Title: The Past, Present, and Future of Electric Power Distribution Systems
Abstract: Electric power distributions systems have evolved from passive systems with one-directional power flow to active systems with multi-directional power flow due to integration of distributed energy resources. The customers of the future are expected to adopt larger deployment of rooftop solar PV generation and higher levels of electric vehicle ownership. Additionally, more storage devices could be installed in distribution systems. The complex nature of the future distribution systems will require leveraging progress in communications, computing, sensors, power electronics, cybertechnologies, and data analytics to operate them as cyber-physical systems for higher reliability, resiliency, efficiency, and flexibility. Continued innovation and integration of these technologies will have unprecedented effects on the system. Further, the customers will be more engaged. There could be real-time prices and market at the distribution level. Implementation of artificial intelligence and advanced machine learning techniques, and advanced power electronics will enhance real-time control and operation of system both in normal and emergency states to improve efficiency and resiliency. This presentation will provide a brief history of power distribution systems followed by some projections for the future power distribution systems supported by examples of recent research to advance the transformation.
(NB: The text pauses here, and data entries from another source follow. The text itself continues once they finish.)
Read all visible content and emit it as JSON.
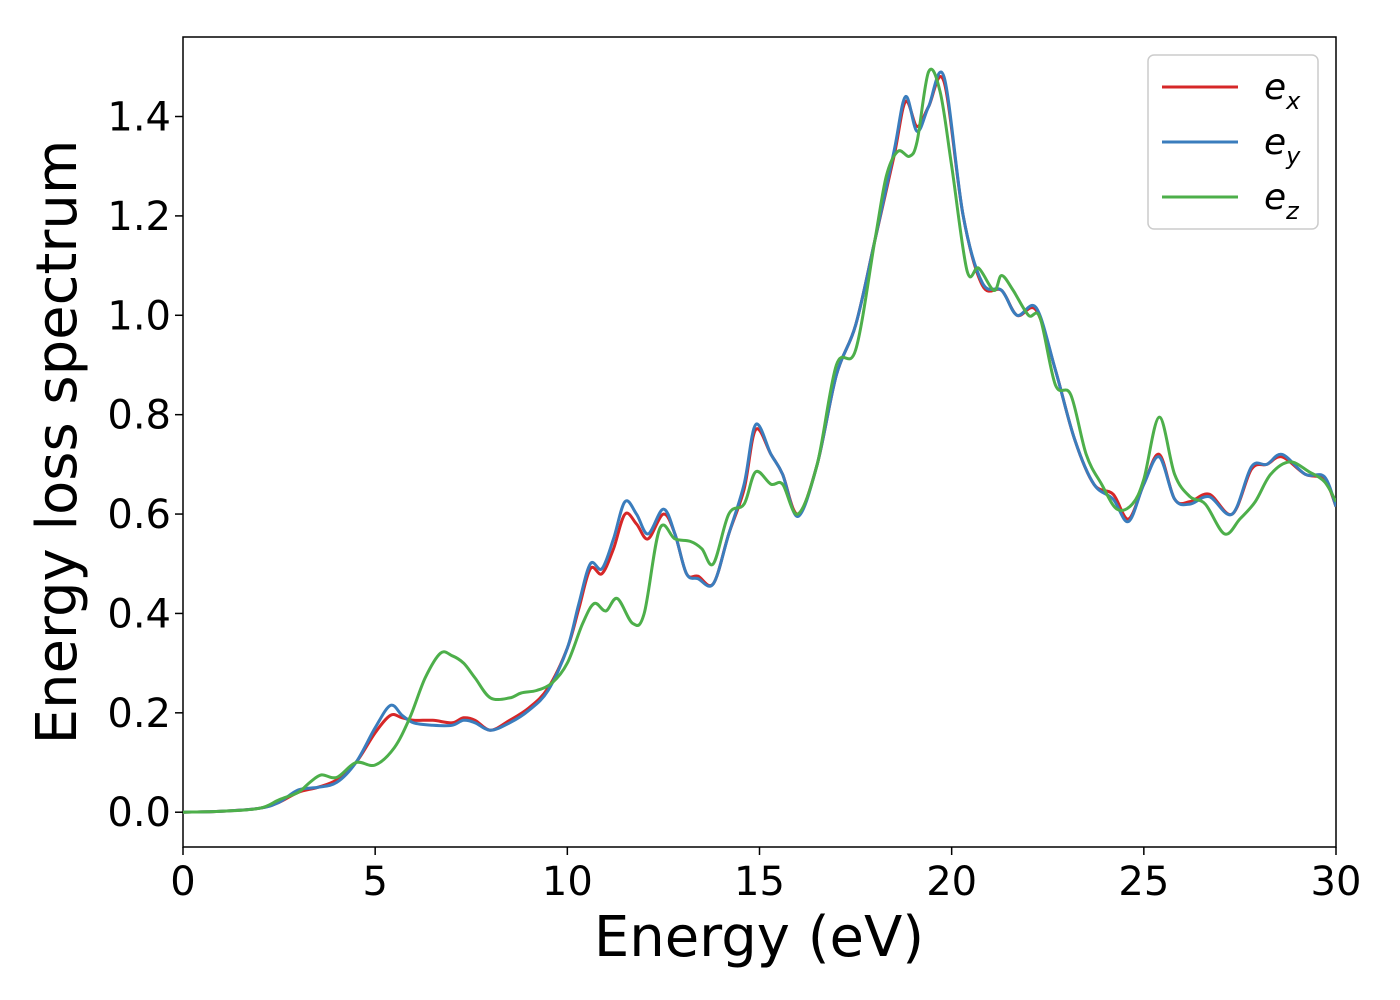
{
  "chart_data": {
    "type": "line",
    "xlabel": "Energy (eV)",
    "ylabel": "Energy loss spectrum",
    "xlim": [
      0,
      30
    ],
    "ylim": [
      -0.07,
      1.56
    ],
    "xticks": [
      0,
      5,
      10,
      15,
      20,
      25,
      30
    ],
    "xtick_labels": [
      "0",
      "5",
      "10",
      "15",
      "20",
      "25",
      "30"
    ],
    "yticks": [
      0.0,
      0.2,
      0.4,
      0.6,
      0.8,
      1.0,
      1.2,
      1.4
    ],
    "ytick_labels": [
      "0.0",
      "0.2",
      "0.4",
      "0.6",
      "0.8",
      "1.0",
      "1.2",
      "1.4"
    ],
    "grid": false,
    "legend_position": "top-right",
    "series": [
      {
        "name": "e_x",
        "label_base": "e",
        "label_sub": "x",
        "color": "#d62728",
        "x": [
          0,
          1,
          2,
          2.5,
          3,
          3.5,
          4,
          4.5,
          5,
          5.4,
          5.7,
          6,
          6.5,
          7,
          7.3,
          7.6,
          8,
          8.5,
          9,
          9.5,
          10,
          10.3,
          10.6,
          10.9,
          11.2,
          11.5,
          11.8,
          12.1,
          12.5,
          12.8,
          13.1,
          13.4,
          13.8,
          14.2,
          14.6,
          14.9,
          15.3,
          15.6,
          16,
          16.5,
          17,
          17.5,
          18,
          18.5,
          18.8,
          19.1,
          19.4,
          19.8,
          20.3,
          20.8,
          21.3,
          21.7,
          22.2,
          22.7,
          23.2,
          23.7,
          24.2,
          24.6,
          25,
          25.4,
          25.8,
          26.2,
          26.7,
          27.3,
          27.8,
          28.2,
          28.6,
          29.2,
          29.7,
          30
        ],
        "y": [
          0,
          0.002,
          0.008,
          0.02,
          0.04,
          0.05,
          0.065,
          0.1,
          0.16,
          0.195,
          0.19,
          0.185,
          0.185,
          0.18,
          0.19,
          0.185,
          0.165,
          0.185,
          0.21,
          0.25,
          0.33,
          0.41,
          0.49,
          0.48,
          0.53,
          0.6,
          0.58,
          0.55,
          0.6,
          0.56,
          0.48,
          0.475,
          0.46,
          0.56,
          0.65,
          0.77,
          0.72,
          0.68,
          0.6,
          0.7,
          0.88,
          0.98,
          1.15,
          1.32,
          1.43,
          1.38,
          1.42,
          1.47,
          1.2,
          1.06,
          1.05,
          1.0,
          1.01,
          0.89,
          0.75,
          0.66,
          0.64,
          0.59,
          0.66,
          0.72,
          0.63,
          0.625,
          0.64,
          0.6,
          0.69,
          0.7,
          0.715,
          0.68,
          0.67,
          0.615
        ]
      },
      {
        "name": "e_y",
        "label_base": "e",
        "label_sub": "y",
        "color": "#3a7dbd",
        "x": [
          0,
          1,
          2,
          2.5,
          3,
          3.5,
          4,
          4.5,
          5,
          5.4,
          5.7,
          6,
          6.5,
          7,
          7.3,
          7.6,
          8,
          8.5,
          9,
          9.5,
          10,
          10.3,
          10.6,
          10.9,
          11.2,
          11.5,
          11.8,
          12.1,
          12.5,
          12.8,
          13.1,
          13.4,
          13.8,
          14.2,
          14.6,
          14.9,
          15.3,
          15.6,
          16,
          16.5,
          17,
          17.5,
          18,
          18.5,
          18.8,
          19.1,
          19.4,
          19.8,
          20.3,
          20.8,
          21.3,
          21.7,
          22.2,
          22.7,
          23.2,
          23.7,
          24.2,
          24.6,
          25,
          25.4,
          25.8,
          26.2,
          26.7,
          27.3,
          27.8,
          28.2,
          28.6,
          29.2,
          29.7,
          30
        ],
        "y": [
          0,
          0.002,
          0.008,
          0.02,
          0.045,
          0.05,
          0.06,
          0.1,
          0.17,
          0.215,
          0.195,
          0.18,
          0.175,
          0.175,
          0.185,
          0.18,
          0.165,
          0.18,
          0.205,
          0.245,
          0.33,
          0.42,
          0.5,
          0.49,
          0.55,
          0.625,
          0.6,
          0.56,
          0.61,
          0.56,
          0.48,
          0.47,
          0.46,
          0.56,
          0.66,
          0.78,
          0.72,
          0.68,
          0.595,
          0.7,
          0.88,
          0.98,
          1.15,
          1.33,
          1.44,
          1.37,
          1.42,
          1.48,
          1.2,
          1.065,
          1.05,
          1.0,
          1.015,
          0.89,
          0.75,
          0.66,
          0.63,
          0.585,
          0.66,
          0.715,
          0.63,
          0.62,
          0.635,
          0.6,
          0.695,
          0.7,
          0.72,
          0.68,
          0.675,
          0.615
        ]
      },
      {
        "name": "e_z",
        "label_base": "e",
        "label_sub": "z",
        "color": "#4daf4a",
        "x": [
          0,
          1,
          2,
          2.5,
          3,
          3.3,
          3.6,
          4,
          4.5,
          5,
          5.5,
          5.9,
          6.3,
          6.7,
          7,
          7.3,
          7.6,
          8,
          8.5,
          8.8,
          9.2,
          9.6,
          10,
          10.4,
          10.7,
          11,
          11.3,
          11.7,
          12,
          12.4,
          12.8,
          13.2,
          13.5,
          13.8,
          14.2,
          14.6,
          14.9,
          15.3,
          15.6,
          16,
          16.5,
          17,
          17.5,
          18,
          18.3,
          18.6,
          18.9,
          19.1,
          19.4,
          19.7,
          20,
          20.4,
          20.7,
          21.1,
          21.3,
          21.6,
          22,
          22.3,
          22.7,
          23.1,
          23.5,
          23.9,
          24.3,
          24.7,
          25,
          25.4,
          25.8,
          26.2,
          26.6,
          27.1,
          27.5,
          27.9,
          28.3,
          28.8,
          29.3,
          29.7,
          30
        ],
        "y": [
          0,
          0.002,
          0.008,
          0.025,
          0.04,
          0.06,
          0.075,
          0.07,
          0.1,
          0.095,
          0.13,
          0.19,
          0.27,
          0.32,
          0.315,
          0.3,
          0.27,
          0.23,
          0.23,
          0.24,
          0.245,
          0.26,
          0.3,
          0.38,
          0.42,
          0.405,
          0.43,
          0.38,
          0.4,
          0.57,
          0.55,
          0.545,
          0.53,
          0.5,
          0.6,
          0.62,
          0.685,
          0.66,
          0.66,
          0.6,
          0.7,
          0.9,
          0.93,
          1.15,
          1.28,
          1.33,
          1.32,
          1.35,
          1.49,
          1.45,
          1.3,
          1.09,
          1.095,
          1.05,
          1.08,
          1.05,
          1.0,
          0.995,
          0.86,
          0.84,
          0.72,
          0.66,
          0.61,
          0.62,
          0.67,
          0.795,
          0.68,
          0.635,
          0.62,
          0.56,
          0.59,
          0.625,
          0.68,
          0.705,
          0.685,
          0.665,
          0.625
        ]
      }
    ]
  }
}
Bio: Anil Pahwa received the B.E. (honors) degree in electrical engineering from Birla Institute of Technology and Science, Pilani, India, in 1975, the M.S. degree in electrical engineering from University of Maine, Orono, in 1979, and the Ph.D. degree in electrical engineering from Texas A&M University, College Station, in 1983. He has been a faculty member in Electrical and Computer Engineering Department at Kansas State University since 1983, where he is currently University Distinguished Professor and holds the Logan-Fetterhoof Chair. The National Academies selected him for the Jefferson Science Fellowship in 2014. He served as a Senior Scientific Advisor in Economic Policy Office of East Asian and Pacific Affairs Bureau of the U.S. Department of State as a part of the fellowship. He served as Program Director for power and energy at the National Science Foundation from 2018 to 2020. He has served in several officer positions in IEEE Power and Energy Society (PES) including chair of Power and Energy Education Committee from 2012 to 2013, and an editor of IEEE Transactions on Power Systems from 2010 to 2015. He has received several awards over his professional career including the IEEE PES Douglas M. Staszesky Distribution Automation Award in 2012, IEEE PES Prize Paper Award in 2013, KSU College of Engineering Distinguished Researcher Award in 2020, and Outstanding Alumni Award from Birla Institute of Technology and Science in 2014. He is a Fellow of IEEE. His research focuses on reliability, automation, and optimization of power distribution systems. His research has provided innovative and practical solutions for application of advanced communication and cyber technologies for automation of electricity distribution to customers and large-scale integration of renewable energy resources in the system. He has published over 250 articles with over 4700 Google Scholar citations.